On our first trip to Meghalaya, five years ago, we did not come down towards Mawlynnong (maw=stone, lynnong=scattered, in Khasi) and Dawki on the Bangladesh border. When you start planning a trip to this state, you cannot miss mention of Mawlynnong, supposedly the cleanest village in Asia. This time round The Family and I considered staying in a home-stay in this village and exploring nearby Dawki and the Umngot river as well as Pynursia and its spectacular living root bridges from this base. That did not happen, but we came here with the clan for lunch.
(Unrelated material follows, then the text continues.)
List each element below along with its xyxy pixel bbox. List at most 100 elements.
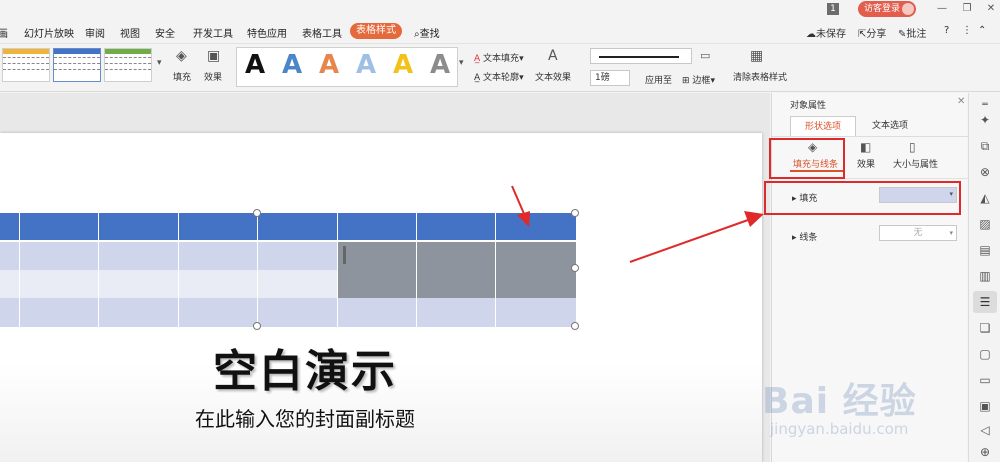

Walking through the village is a pleasure. I wouldn’t know how to judge a cleanest village contest, but this is undoubtedly clean. There are dustbins made of woven cane (featured photo) every so often, and there is no plastic visible at the edges of paths. The place looks and smells clean. The large number of tourists included mothers scolding their children for dirtying the place, and telling them to pick up things and put them in dustbins. I hope these are lessons which are carried back to the rest of India. Even Shillong, only about 80 Kms away, would gain from it. I suppose tourism has its problems, but the number of home-stays in this village is so large, that I think they can’t do without it.
The church did not look like it played a major social role in the life of the village. Perhaps that is because it is less than a year old. The snowy tree was made from cotton wool, and also the cotton wool “snowman” next to it. I wonder how it is that a religion which started in West Asia and grew for a few hundred years in south-east Europe is now so firmly north European that even when it is exported to a tropical rain forest it brings symbols of snow along with its major festival. In any case, it is being localized again, as you can see by the fact that this cottonman’s eyes are made of mosquito coils.
Some of the clan saw this tree house or watch tower and decided to climb it. Everything is a little slow because of queues of tourists, but when The Family eventually came down again she had a marvelous photo looking southwards. In the photo you can faintly see the plains of Bangladesh over the line of trees, with the glint of rivers seen through the blue haze. We were perhaps 10 kilometers from the border.